You have been approached by General Electric (GE) to develop a 150,000 SF office facility for them in suburban Dallas. They will use the property for “back office” operations and corporate training. After considerable negotiation, you have received their final non-negotiable offer. They would lease the facility for 6 years, at a triple net annual rent of $2,250,000. The rent would remain constant over the term of the lease. GE would also have the option to renew their lease for an additional 6 years for $3,000,000 (triple net). In addition, they would have the option to purchase the property at any time during their lease (including the renewal period if exercised) for the price of $29 million. They insist that the property be completed by 11 months from today. Failure to achieve this completion date would relieve them of the agreement.  

You estimate that the project will cost $25 million (all costs included), and will take 9.5 months from today to complete. You feel that due to the presence of GE as a tenant, you will be able to secure a $20 million loan during the next 3 months, at a 6% interest rate for 3 years with no amortization. You have $2 million in cash available to start the project immediately, and believe that during the next 2 months you will be able to access the remaining $3 million of required equity either by refinancing equity out of other projects you own, selling other properties you own or bringing in a 3rd party as an equity partner. If you provide the entire $5 million of anticipated equity requirements, it will represent 75% of your net worth. You anticipate that you would receive a $1 million development fee upon successful completion (included in the $25 million total costs).  

Your research indicates that currently, market rents are roughly $16 per SF triple net and that development is occurring at a rate roughly commensurate to employment growth. Vacancy rates are roughly 5% in the market and expected to remain stable. Cap rates for “comparable” property sales range from 8%-10%.  

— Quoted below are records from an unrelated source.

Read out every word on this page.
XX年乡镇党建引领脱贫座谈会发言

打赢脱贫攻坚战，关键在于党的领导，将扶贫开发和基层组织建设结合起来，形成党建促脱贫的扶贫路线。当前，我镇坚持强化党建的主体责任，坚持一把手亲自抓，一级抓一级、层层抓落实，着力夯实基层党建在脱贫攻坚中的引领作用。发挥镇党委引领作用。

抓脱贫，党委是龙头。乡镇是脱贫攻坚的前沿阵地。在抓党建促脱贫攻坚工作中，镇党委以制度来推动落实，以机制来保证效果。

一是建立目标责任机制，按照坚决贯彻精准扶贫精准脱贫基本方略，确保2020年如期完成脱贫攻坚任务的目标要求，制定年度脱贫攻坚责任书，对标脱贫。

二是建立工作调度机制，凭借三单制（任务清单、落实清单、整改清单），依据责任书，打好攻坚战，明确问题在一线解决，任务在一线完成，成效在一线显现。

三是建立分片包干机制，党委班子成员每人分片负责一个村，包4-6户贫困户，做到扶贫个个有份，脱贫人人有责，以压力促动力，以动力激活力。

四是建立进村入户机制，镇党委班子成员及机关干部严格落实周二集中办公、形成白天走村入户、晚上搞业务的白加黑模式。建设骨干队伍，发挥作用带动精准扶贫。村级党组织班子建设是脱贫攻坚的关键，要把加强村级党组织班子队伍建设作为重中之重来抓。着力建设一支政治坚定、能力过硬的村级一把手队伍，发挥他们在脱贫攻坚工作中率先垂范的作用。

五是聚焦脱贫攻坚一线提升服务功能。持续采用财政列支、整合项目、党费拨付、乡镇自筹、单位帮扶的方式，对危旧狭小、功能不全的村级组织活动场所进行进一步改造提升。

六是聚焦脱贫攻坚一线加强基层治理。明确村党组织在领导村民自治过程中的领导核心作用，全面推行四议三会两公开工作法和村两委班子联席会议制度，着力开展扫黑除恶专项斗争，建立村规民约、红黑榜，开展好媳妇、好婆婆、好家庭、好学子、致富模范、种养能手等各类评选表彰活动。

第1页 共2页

It is decision time. Would you accept their offer? Explain your reasoning.

Solutions

Expert Solution

Considering the facts the case we should not accept the offer.

The decision is be based on the following factors:

Market Rent per year: $ 16 per SF * 150,000 SF
= $2.4 Million

Since Vacancy rates are roughly 5% in the market and expected to remain stable, we can say that roughly the rent will also remain stable in the market at $2.4M.

Actual Rent per year: (first 6 years) : $2.25 Million
(next 6 years in case of renewal) :$ 3 Million

Currently the rent agreed is 6.25% (1- 2.25/2.4)less than the market rates. However if the lease gets renewed the rent is revised to $3 Million which becomes 25% (3/2.4 -1)greater than market rates.

The cap rates range in the market from 8 to 10%, hence net operating income / cost of project should be between 8-10 %.

Assuming all costs are included in $25 Million. We get a cap rate of (2.25/25) ie 9% approx in the first 6 years and (3/25)ie 12% in the next 6 years.

Additionally GE has also got the option for purchasing the property at anytime during the lease for $29 Million which is greater than the net cost of $25 Million. (ignoring time value of money for sale made in subsequent years)

Considering the situation that GE does not purchase the property within 3 years it will be difficult to payoff the loan of $20Million because the loan is for 3 years. SInce the networth given is $6.6 Million (5/0.75), the loan if not repaid will drag us into bankruptcy. Since there is a possibility of not being able to sell the property within 3 years and mint a good amount of money from the property via capital gain it will be detrimental to the going concern of our entity.

Although the cap rate may seem to be within the range and project may seem to be viable otherwise but not being able to payoff the loan is a factor which needs to be strongly considered while making this decision.

Hence considering this situation it will be risky to accept the offer since there is no binding agreement for a selloff within 3 years or extending repayment period of loan/ additional support to refinance the loan etc to safeguard the company against default in its loan repayment.